Anyone can contribute to The Roar and have their work featured alongside some of Australia’s most prominent sports journalists.
Recently an article by journalist Antoinette Muller was brought to my attention in which she detailed the plight of rugby league and the difficulty it is having gaining recognition by the South African Sports Confederation and Olympic Committee (SASOC).
It’s a fascinating piece which highlights just how much trouble rugby league has had in South Africa getting the most basic of acceptance at an institutional level.
Muller explains SASOC effectively acts as a conduit between government and major sporting bodies to organise and coordinate funding and also collaborate and prepare for major events like the Olympics. Supposedly their upper management is populated by some fairly prominent former SARU types who have steadfastly refused to recognise rugby league as being distinct from rugby union.
SASOC recognition turns out to be pretty important, as without it a sporting body isn’t eligible for financial assistance from the government, has difficulty using public facilities and can’t be played in the school system. In addition to that, not having recognition also makes corporate support hard to come by.
According to Muller, the crux of the issue is that SASOC refuses to accept rugby league is sufficiently different to rugby union to warrant having its own recognition.
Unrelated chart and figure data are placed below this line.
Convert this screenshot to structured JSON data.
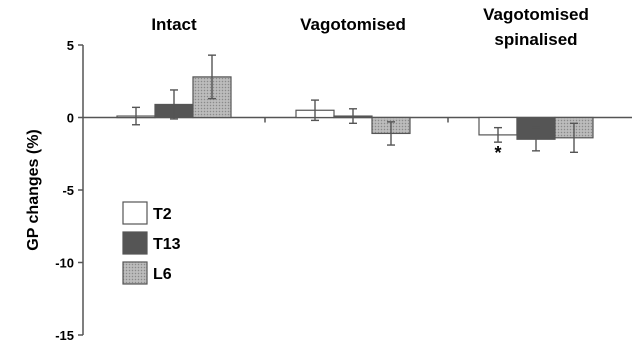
{
  "chart_data": {
    "type": "bar",
    "title": "",
    "xlabel": "",
    "ylabel": "GP changes (%)",
    "ylim": [
      -15,
      5
    ],
    "yticks": [
      5,
      0,
      -5,
      -10,
      -15
    ],
    "ytick_labels": [
      "5",
      "0",
      "-5",
      "-10",
      "-15"
    ],
    "categories": [
      "Intact",
      "Vagotomised",
      "Vagotomised\nspinalised"
    ],
    "category_lines": [
      [
        "Intact"
      ],
      [
        "Vagotomised"
      ],
      [
        "Vagotomised",
        "spinalised"
      ]
    ],
    "series": [
      {
        "name": "T2",
        "values": [
          0.1,
          0.5,
          -1.2
        ],
        "errors": [
          0.6,
          0.7,
          0.5
        ],
        "color": "#ffffff"
      },
      {
        "name": "T13",
        "values": [
          0.9,
          0.1,
          -1.5
        ],
        "errors": [
          1.0,
          0.5,
          0.8
        ],
        "color": "#555555"
      },
      {
        "name": "L6",
        "values": [
          2.8,
          -1.1,
          -1.4
        ],
        "errors": [
          1.5,
          0.8,
          1.0
        ],
        "color": "#aaaaaa"
      }
    ],
    "annotations": [
      {
        "text": "*",
        "category": 2,
        "series": 0
      }
    ],
    "legend": {
      "placement": "bottom-left",
      "entries": [
        "T2",
        "T13",
        "L6"
      ]
    },
    "grid": false
  }
}
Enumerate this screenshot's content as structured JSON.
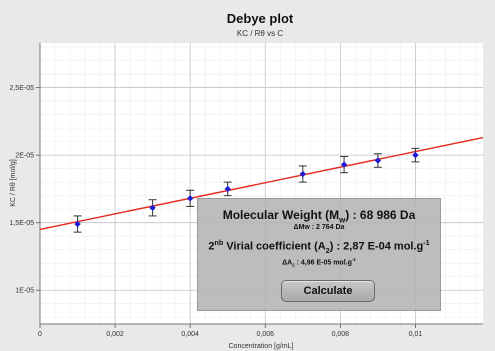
{
  "chart_data": {
    "type": "scatter",
    "title": "Debye plot",
    "subtitle": "KC / Rθ vs C",
    "xlabel": "Concentration [g/mL]",
    "ylabel": "KC / Rθ [mol/g]",
    "xlim": [
      0,
      0.0118
    ],
    "ylim": [
      7.5e-06,
      2.83e-05
    ],
    "x_ticks": [
      0,
      0.002,
      0.004,
      0.006,
      0.008,
      0.01
    ],
    "x_tick_labels": [
      "0",
      "0,002",
      "0,004",
      "0,006",
      "0,008",
      "0,01"
    ],
    "y_ticks": [
      1e-05,
      1.5e-05,
      2e-05,
      2.5e-05
    ],
    "y_tick_labels": [
      "1E-05",
      "1,5E-05",
      "2E-05",
      "2,5E-05"
    ],
    "grid": true,
    "series": [
      {
        "x": [
          0.001,
          0.003,
          0.004,
          0.005,
          0.007,
          0.0081,
          0.009,
          0.01
        ],
        "y": [
          1.49e-05,
          1.61e-05,
          1.68e-05,
          1.75e-05,
          1.86e-05,
          1.93e-05,
          1.96e-05,
          2e-05
        ],
        "error": [
          6e-07,
          6e-07,
          6e-07,
          5e-07,
          6e-07,
          6e-07,
          5e-07,
          5e-07
        ],
        "color": "#1d1dd6"
      }
    ],
    "fit_line": {
      "x": [
        0,
        0.0118
      ],
      "y": [
        1.45e-05,
        2.13e-05
      ],
      "color": "#e8281e"
    }
  },
  "results": {
    "mw_label": "Molecular Weight (M",
    "mw_sub": "w",
    "mw_value": ") : 68 986 Da",
    "dmw": "ΔMw : 2 764 Da",
    "a2_sup": "nb",
    "a2_label": " Virial coefficient (A",
    "a2_lead": "2",
    "a2_sub": "2",
    "a2_value": ") : 2,87 E-04 mol.g",
    "a2_unit_sup": "-1",
    "da2_label": "ΔA",
    "da2_sub": "2",
    "da2_value": " : 4,96 E-05 mol.g",
    "da2_unit_sup": "-1",
    "calculate_label": "Calculate"
  }
}
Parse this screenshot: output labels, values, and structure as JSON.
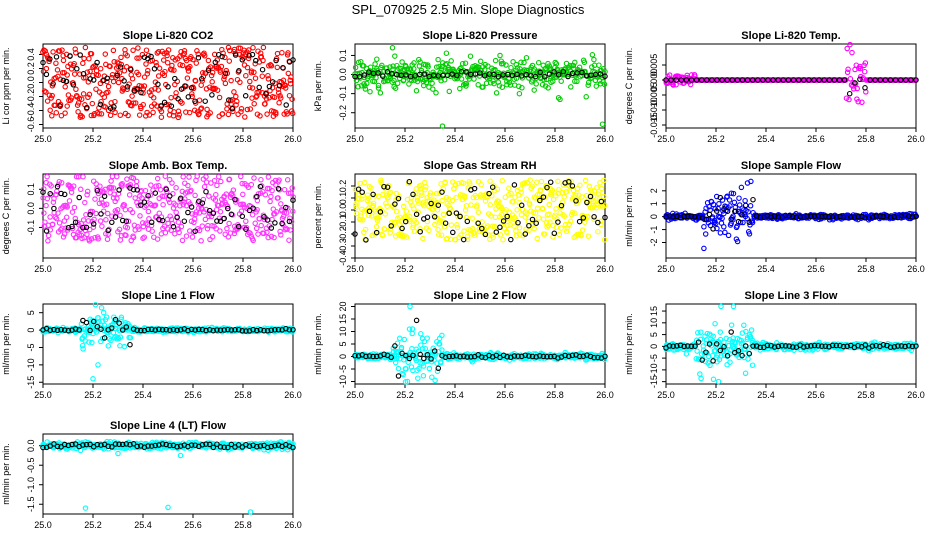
{
  "figure": {
    "title": "SPL_070925  2.5 Min. Slope Diagnostics"
  },
  "chart_data": [
    {
      "type": "scatter",
      "title": "Slope Li-820 CO2",
      "ylabel": "Li cor ppm per min.",
      "color": "#ff0000",
      "accent": "#000000",
      "xlim": [
        25.0,
        26.0
      ],
      "ylim": [
        -0.65,
        0.55
      ],
      "xticks": [
        "25.0",
        "25.2",
        "25.4",
        "25.6",
        "25.8",
        "26.0"
      ],
      "yticks": [
        {
          "v": -0.6,
          "label": "-0.6"
        },
        {
          "v": -0.4,
          "label": "-0.4"
        },
        {
          "v": -0.2,
          "label": "-0.2"
        },
        {
          "v": 0.0,
          "label": "0.0"
        },
        {
          "v": 0.2,
          "label": "0.2"
        },
        {
          "v": 0.4,
          "label": "0.4"
        }
      ],
      "pattern": "uniform",
      "spread": 0.5,
      "blackSpread": 0.4,
      "n": 460,
      "nb": 75,
      "seed": 3
    },
    {
      "type": "scatter",
      "title": "Slope Li-820 Pressure",
      "ylabel": "kPa per min.",
      "color": "#00cc00",
      "accent": "#000000",
      "xlim": [
        25.0,
        26.0
      ],
      "ylim": [
        -0.28,
        0.16
      ],
      "xticks": [
        "25.0",
        "25.2",
        "25.4",
        "25.6",
        "25.8",
        "26.0"
      ],
      "yticks": [
        {
          "v": -0.2,
          "label": "-0.2"
        },
        {
          "v": -0.1,
          "label": "-0.1"
        },
        {
          "v": 0.0,
          "label": "0.0"
        },
        {
          "v": 0.1,
          "label": "0.1"
        }
      ],
      "pattern": "normal",
      "spread": 0.06,
      "blackSpread": 0.015,
      "n": 420,
      "nb": 55,
      "seed": 7,
      "outliers": [
        [
          25.06,
          -0.09
        ],
        [
          25.35,
          -0.27
        ],
        [
          25.82,
          -0.13
        ],
        [
          25.99,
          -0.26
        ],
        [
          25.58,
          0.1
        ],
        [
          25.15,
          0.14
        ]
      ]
    },
    {
      "type": "scatter",
      "title": "Slope Li-820 Temp.",
      "ylabel": "degrees C per min.",
      "color": "#ff00ff",
      "accent": "#000000",
      "xlim": [
        25.0,
        26.0
      ],
      "ylim": [
        -0.016,
        0.012
      ],
      "xticks": [
        "25.0",
        "25.2",
        "25.4",
        "25.6",
        "25.8",
        "26.0"
      ],
      "yticks": [
        {
          "v": -0.015,
          "label": "-0.015"
        },
        {
          "v": -0.01,
          "label": "-0.010"
        },
        {
          "v": -0.005,
          "label": "-0.005"
        },
        {
          "v": 0.0,
          "label": "0.000"
        },
        {
          "v": 0.005,
          "label": "0.005"
        }
      ],
      "pattern": "temp",
      "n": 360,
      "nb": 50,
      "seed": 11
    },
    {
      "type": "scatter",
      "title": "Slope Amb. Box Temp.",
      "ylabel": "degrees C per min.",
      "color": "#ff33ff",
      "accent": "#000000",
      "xlim": [
        25.0,
        26.0
      ],
      "ylim": [
        -0.26,
        0.18
      ],
      "xticks": [
        "25.0",
        "25.2",
        "25.4",
        "25.6",
        "25.8",
        "26.0"
      ],
      "yticks": [
        {
          "v": -0.1,
          "label": "-0.1"
        },
        {
          "v": 0.0,
          "label": "0.0"
        },
        {
          "v": 0.1,
          "label": "0.1"
        }
      ],
      "pattern": "uniform",
      "spread": 0.17,
      "blackSpread": 0.12,
      "n": 460,
      "nb": 70,
      "seed": 19
    },
    {
      "type": "scatter",
      "title": "Slope Gas Stream RH",
      "ylabel": "percent per min.",
      "color": "#ffff00",
      "accent": "#000000",
      "xlim": [
        25.0,
        26.0
      ],
      "ylim": [
        -0.4,
        0.3
      ],
      "xticks": [
        "25.0",
        "25.2",
        "25.4",
        "25.6",
        "25.8",
        "26.0"
      ],
      "yticks": [
        {
          "v": -0.4,
          "label": "-0.4"
        },
        {
          "v": -0.3,
          "label": "-0.3"
        },
        {
          "v": -0.2,
          "label": "-0.2"
        },
        {
          "v": -0.1,
          "label": "-0.1"
        },
        {
          "v": 0.0,
          "label": "0.0"
        },
        {
          "v": 0.1,
          "label": "0.1"
        },
        {
          "v": 0.2,
          "label": "0.2"
        }
      ],
      "pattern": "uniform",
      "spread": 0.25,
      "blackSpread": 0.25,
      "n": 460,
      "nb": 70,
      "seed": 23
    },
    {
      "type": "scatter",
      "title": "Slope Sample Flow",
      "ylabel": "ml/min per min.",
      "color": "#0000ff",
      "accent": "#000000",
      "xlim": [
        25.0,
        26.0
      ],
      "ylim": [
        -3.2,
        3.3
      ],
      "xticks": [
        "25.0",
        "25.2",
        "25.4",
        "25.6",
        "25.8",
        "26.0"
      ],
      "yticks": [
        {
          "v": -2,
          "label": "-2"
        },
        {
          "v": -1,
          "label": "-1"
        },
        {
          "v": 0,
          "label": "0"
        },
        {
          "v": 1,
          "label": "1"
        },
        {
          "v": 2,
          "label": "2"
        }
      ],
      "pattern": "flow",
      "spread": 0.15,
      "burst": [
        25.15,
        25.35,
        1.6
      ],
      "n": 440,
      "nb": 70,
      "seed": 29
    },
    {
      "type": "scatter",
      "title": "Slope Line 1 Flow",
      "ylabel": "ml/min per min.",
      "color": "#00ffff",
      "accent": "#000000",
      "xlim": [
        25.0,
        26.0
      ],
      "ylim": [
        -15.5,
        7.5
      ],
      "xticks": [
        "25.0",
        "25.2",
        "25.4",
        "25.6",
        "25.8",
        "26.0"
      ],
      "yticks": [
        {
          "v": -15,
          "label": "-15"
        },
        {
          "v": -10,
          "label": "-10"
        },
        {
          "v": -5,
          "label": "-5"
        },
        {
          "v": 0,
          "label": "0"
        },
        {
          "v": 5,
          "label": "5"
        }
      ],
      "pattern": "flow",
      "spread": 0.5,
      "burst": [
        25.15,
        25.35,
        4
      ],
      "n": 440,
      "nb": 70,
      "seed": 31,
      "outliers": [
        [
          25.2,
          -14
        ],
        [
          25.22,
          -10
        ],
        [
          25.21,
          7.3
        ],
        [
          25.25,
          3
        ]
      ]
    },
    {
      "type": "scatter",
      "title": "Slope Line 2 Flow",
      "ylabel": "ml/min per min.",
      "color": "#00ffff",
      "accent": "#000000",
      "xlim": [
        25.0,
        26.0
      ],
      "ylim": [
        -11,
        21
      ],
      "xticks": [
        "25.0",
        "25.2",
        "25.4",
        "25.6",
        "25.8",
        "26.0"
      ],
      "yticks": [
        {
          "v": -10,
          "label": "-10"
        },
        {
          "v": -5,
          "label": "-5"
        },
        {
          "v": 0,
          "label": "0"
        },
        {
          "v": 5,
          "label": "5"
        },
        {
          "v": 10,
          "label": "10"
        },
        {
          "v": 15,
          "label": "15"
        },
        {
          "v": 20,
          "label": "20"
        }
      ],
      "pattern": "flow",
      "spread": 1,
      "burst": [
        25.15,
        25.35,
        8
      ],
      "n": 440,
      "nb": 70,
      "seed": 37,
      "outliers": [
        [
          25.22,
          20
        ],
        [
          25.23,
          11
        ],
        [
          25.21,
          -10
        ]
      ]
    },
    {
      "type": "scatter",
      "title": "Slope Line 3 Flow",
      "ylabel": "ml/min per min.",
      "color": "#00ffff",
      "accent": "#000000",
      "xlim": [
        25.0,
        26.0
      ],
      "ylim": [
        -16,
        18
      ],
      "xticks": [
        "25.0",
        "25.2",
        "25.4",
        "25.6",
        "25.8",
        "26.0"
      ],
      "yticks": [
        {
          "v": -15,
          "label": "-15"
        },
        {
          "v": -10,
          "label": "-10"
        },
        {
          "v": -5,
          "label": "-5"
        },
        {
          "v": 0,
          "label": "0"
        },
        {
          "v": 5,
          "label": "5"
        },
        {
          "v": 10,
          "label": "10"
        },
        {
          "v": 15,
          "label": "15"
        }
      ],
      "pattern": "flow",
      "spread": 1.2,
      "burst": [
        25.12,
        25.35,
        8
      ],
      "n": 440,
      "nb": 70,
      "seed": 41,
      "outliers": [
        [
          25.22,
          17
        ],
        [
          25.27,
          17
        ],
        [
          25.21,
          -15
        ],
        [
          25.19,
          -14
        ]
      ]
    },
    {
      "type": "scatter",
      "title": "Slope Line 4 (LT) Flow",
      "ylabel": "ml/min per min.",
      "color": "#00ffff",
      "accent": "#000000",
      "xlim": [
        25.0,
        26.0
      ],
      "ylim": [
        -1.75,
        0.3
      ],
      "xticks": [
        "25.0",
        "25.2",
        "25.4",
        "25.6",
        "25.8",
        "26.0"
      ],
      "yticks": [
        {
          "v": -1.5,
          "label": "-1.5"
        },
        {
          "v": -1.0,
          "label": "-1.0"
        },
        {
          "v": -0.5,
          "label": "-0.5"
        },
        {
          "v": 0.0,
          "label": "0.0"
        }
      ],
      "pattern": "normal",
      "spread": 0.07,
      "blackSpread": 0.05,
      "n": 440,
      "nb": 70,
      "seed": 43,
      "outliers": [
        [
          25.17,
          -1.6
        ],
        [
          25.5,
          -1.58
        ],
        [
          25.83,
          -1.7
        ],
        [
          25.3,
          -0.2
        ],
        [
          25.55,
          -0.25
        ]
      ]
    }
  ]
}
This is apparently because, in the SASOC constitution, they explicitly state they will “not recognise more than one National Sport Federation of a similar or same sport type.”
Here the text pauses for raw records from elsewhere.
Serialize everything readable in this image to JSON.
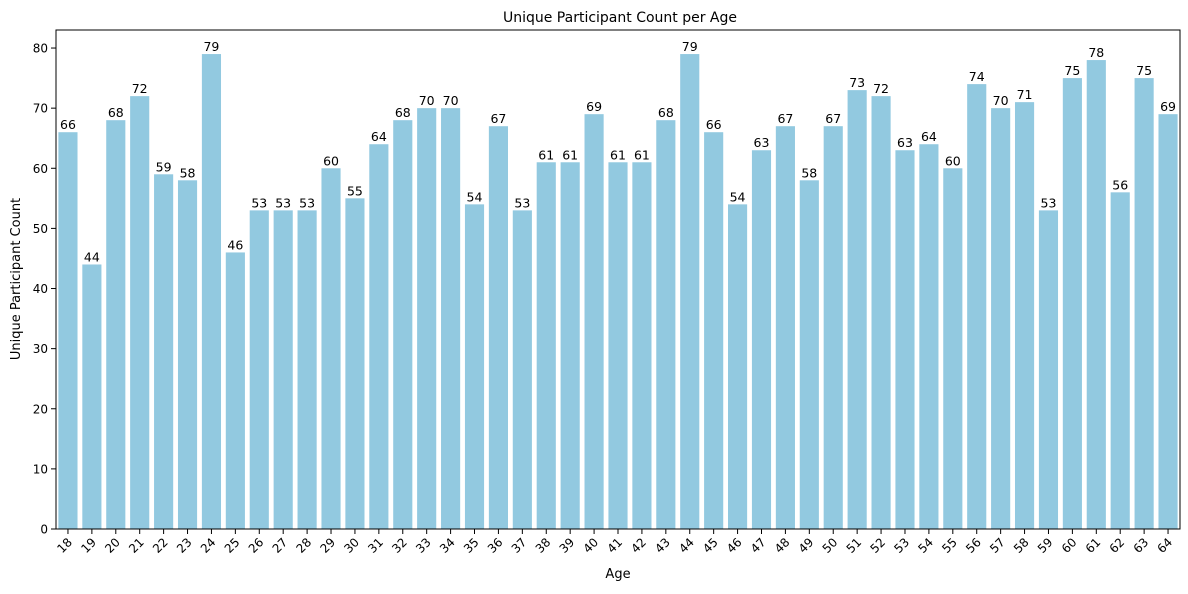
{
  "chart_data": {
    "type": "bar",
    "title": "Unique Participant Count per Age",
    "xlabel": "Age",
    "ylabel": "Unique Participant Count",
    "ylim": [
      0,
      83
    ],
    "yticks": [
      0,
      10,
      20,
      30,
      40,
      50,
      60,
      70,
      80
    ],
    "grid": false,
    "bar_color": "#92c9e0",
    "categories": [
      "18",
      "19",
      "20",
      "21",
      "22",
      "23",
      "24",
      "25",
      "26",
      "27",
      "28",
      "29",
      "30",
      "31",
      "32",
      "33",
      "34",
      "35",
      "36",
      "37",
      "38",
      "39",
      "40",
      "41",
      "42",
      "43",
      "44",
      "45",
      "46",
      "47",
      "48",
      "49",
      "50",
      "51",
      "52",
      "53",
      "54",
      "55",
      "56",
      "57",
      "58",
      "59",
      "60",
      "61",
      "62",
      "63",
      "64"
    ],
    "values": [
      66,
      44,
      68,
      72,
      59,
      58,
      79,
      46,
      53,
      53,
      53,
      60,
      55,
      64,
      68,
      70,
      70,
      54,
      67,
      53,
      61,
      61,
      69,
      61,
      61,
      68,
      79,
      66,
      54,
      63,
      67,
      58,
      67,
      73,
      72,
      63,
      64,
      60,
      74,
      70,
      71,
      53,
      75,
      78,
      56,
      75,
      69
    ],
    "data_labels": true
  }
}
The problem is they apparently routinely do, with sports like field and ice hockey granted separate recognition despite the sports having a similar number of differentiating factors as league and union.
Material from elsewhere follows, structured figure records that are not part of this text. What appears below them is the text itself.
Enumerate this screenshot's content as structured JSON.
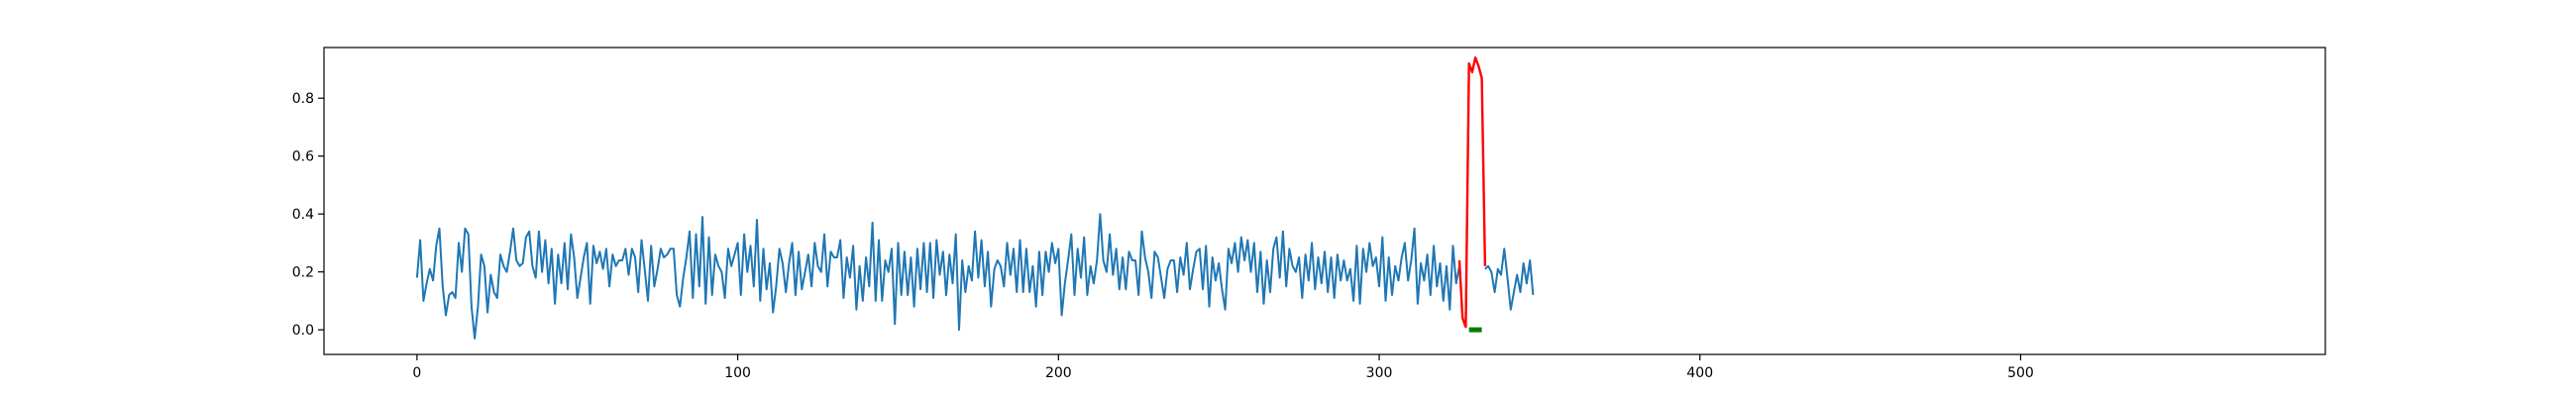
{
  "chart_data": {
    "type": "line",
    "title": "",
    "xlabel": "",
    "ylabel": "",
    "xlim": [
      -29,
      595
    ],
    "ylim": [
      -0.085,
      0.975
    ],
    "grid": false,
    "legend": "none",
    "xticks": [
      0,
      100,
      200,
      300,
      400,
      500
    ],
    "xtick_labels": [
      "0",
      "100",
      "200",
      "300",
      "400",
      "500"
    ],
    "yticks": [
      0.0,
      0.2,
      0.4,
      0.6,
      0.8
    ],
    "ytick_labels": [
      "0.0",
      "0.2",
      "0.4",
      "0.6",
      "0.8"
    ],
    "series": [
      {
        "role": "signal",
        "color": "#1f77b4",
        "x_start": 0,
        "values": [
          0.18,
          0.31,
          0.1,
          0.16,
          0.21,
          0.17,
          0.29,
          0.35,
          0.15,
          0.05,
          0.12,
          0.13,
          0.11,
          0.3,
          0.2,
          0.35,
          0.33,
          0.08,
          -0.03,
          0.08,
          0.26,
          0.22,
          0.06,
          0.19,
          0.13,
          0.11,
          0.26,
          0.22,
          0.2,
          0.27,
          0.35,
          0.24,
          0.22,
          0.23,
          0.32,
          0.34,
          0.22,
          0.18,
          0.34,
          0.2,
          0.31,
          0.16,
          0.28,
          0.09,
          0.26,
          0.16,
          0.3,
          0.14,
          0.33,
          0.25,
          0.11,
          0.18,
          0.25,
          0.3,
          0.09,
          0.29,
          0.23,
          0.27,
          0.21,
          0.28,
          0.15,
          0.26,
          0.22,
          0.24,
          0.24,
          0.28,
          0.19,
          0.28,
          0.25,
          0.13,
          0.31,
          0.21,
          0.1,
          0.29,
          0.15,
          0.21,
          0.28,
          0.25,
          0.26,
          0.28,
          0.28,
          0.12,
          0.08,
          0.18,
          0.25,
          0.34,
          0.11,
          0.33,
          0.15,
          0.39,
          0.09,
          0.32,
          0.12,
          0.26,
          0.22,
          0.2,
          0.11,
          0.28,
          0.22,
          0.26,
          0.3,
          0.12,
          0.33,
          0.2,
          0.29,
          0.15,
          0.38,
          0.1,
          0.28,
          0.14,
          0.23,
          0.06,
          0.15,
          0.28,
          0.23,
          0.13,
          0.23,
          0.3,
          0.12,
          0.27,
          0.14,
          0.2,
          0.26,
          0.15,
          0.3,
          0.22,
          0.2,
          0.33,
          0.15,
          0.27,
          0.25,
          0.25,
          0.31,
          0.11,
          0.25,
          0.18,
          0.29,
          0.07,
          0.22,
          0.1,
          0.25,
          0.15,
          0.37,
          0.1,
          0.31,
          0.1,
          0.24,
          0.2,
          0.28,
          0.02,
          0.3,
          0.12,
          0.27,
          0.12,
          0.25,
          0.08,
          0.28,
          0.14,
          0.3,
          0.13,
          0.3,
          0.11,
          0.31,
          0.19,
          0.27,
          0.12,
          0.26,
          0.16,
          0.33,
          0.0,
          0.24,
          0.13,
          0.22,
          0.17,
          0.34,
          0.18,
          0.31,
          0.15,
          0.27,
          0.08,
          0.21,
          0.24,
          0.22,
          0.15,
          0.3,
          0.19,
          0.28,
          0.13,
          0.31,
          0.13,
          0.28,
          0.13,
          0.22,
          0.08,
          0.27,
          0.12,
          0.27,
          0.2,
          0.3,
          0.23,
          0.28,
          0.05,
          0.16,
          0.24,
          0.33,
          0.12,
          0.28,
          0.18,
          0.32,
          0.12,
          0.22,
          0.16,
          0.24,
          0.4,
          0.24,
          0.2,
          0.33,
          0.19,
          0.28,
          0.14,
          0.25,
          0.14,
          0.27,
          0.24,
          0.24,
          0.12,
          0.34,
          0.25,
          0.2,
          0.11,
          0.27,
          0.25,
          0.18,
          0.11,
          0.21,
          0.24,
          0.24,
          0.13,
          0.25,
          0.19,
          0.3,
          0.14,
          0.21,
          0.27,
          0.28,
          0.14,
          0.29,
          0.08,
          0.25,
          0.17,
          0.23,
          0.14,
          0.07,
          0.28,
          0.23,
          0.3,
          0.2,
          0.32,
          0.24,
          0.31,
          0.2,
          0.3,
          0.13,
          0.27,
          0.09,
          0.24,
          0.13,
          0.28,
          0.32,
          0.18,
          0.34,
          0.15,
          0.28,
          0.22,
          0.2,
          0.25,
          0.11,
          0.26,
          0.17,
          0.3,
          0.14,
          0.25,
          0.16,
          0.27,
          0.13,
          0.25,
          0.11,
          0.26,
          0.17,
          0.24,
          0.17,
          0.21,
          0.1,
          0.29,
          0.09,
          0.28,
          0.2,
          0.3,
          0.22,
          0.25,
          0.15,
          0.32,
          0.1,
          0.25,
          0.12,
          0.22,
          0.17,
          0.25,
          0.3,
          0.17,
          0.24,
          0.35,
          0.09,
          0.23,
          0.17,
          0.26,
          0.12,
          0.29,
          0.15,
          0.23,
          0.1,
          0.22,
          0.07,
          0.29,
          0.16,
          0.22,
          0.18,
          0.27,
          0.17,
          0.25,
          0.13,
          0.24,
          0.16,
          0.21,
          0.22,
          0.2,
          0.13,
          0.21,
          0.19,
          0.28,
          0.18,
          0.07,
          0.13,
          0.19,
          0.13,
          0.23,
          0.16,
          0.24,
          0.12
        ],
        "anomaly_index_range": [
          325,
          333
        ]
      },
      {
        "role": "anomaly",
        "color": "#ff0000",
        "x": [
          325,
          326,
          327,
          328,
          329,
          330,
          331,
          332,
          333
        ],
        "values": [
          0.24,
          0.04,
          0.01,
          0.92,
          0.89,
          0.94,
          0.91,
          0.87,
          0.22
        ]
      },
      {
        "role": "marker",
        "color": "#008000",
        "x": [
          328,
          332
        ],
        "values": [
          0.0,
          0.0
        ]
      }
    ]
  }
}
Apparently the South African Rugby League (SARL) have previously even gone as far as requesting the IRB present SASOC with a letter confirming the two sports are, in fact, very different, and are governed by different institutions both internationally and within countries where the two sports are present.
This has had little effect though, with SASOC continuing to insist that the SARL cannot be considered a sport in its own right.
Muller suggests this is because the head honchos at the SARU and SASOC see rugby league as some sort of threat to the position of rugby union in South Africa; that if they were to give South Africans the access and opportunity to play and watch rugby league, they’d fundamentally weaken South African rugby.
As an Australian who follows both Rugby codes equally and knows his fair share of South Africans, I have to say that, while the evidence Muller presents certainly indicates such fears may exist, I still find it hard to believe.
Rugby union is such an institutional and cultural behemoth in South Africa that the idea it will suddenly lose swathes of support and potential players to rugby league just seems ludicrous.
What do the South Africans who frequent this board think? Why the petty-minded intransigence from SASOC?
Is rugby in South Africa truly so weak and insecure that they can’t risk losing an inch to rugby league?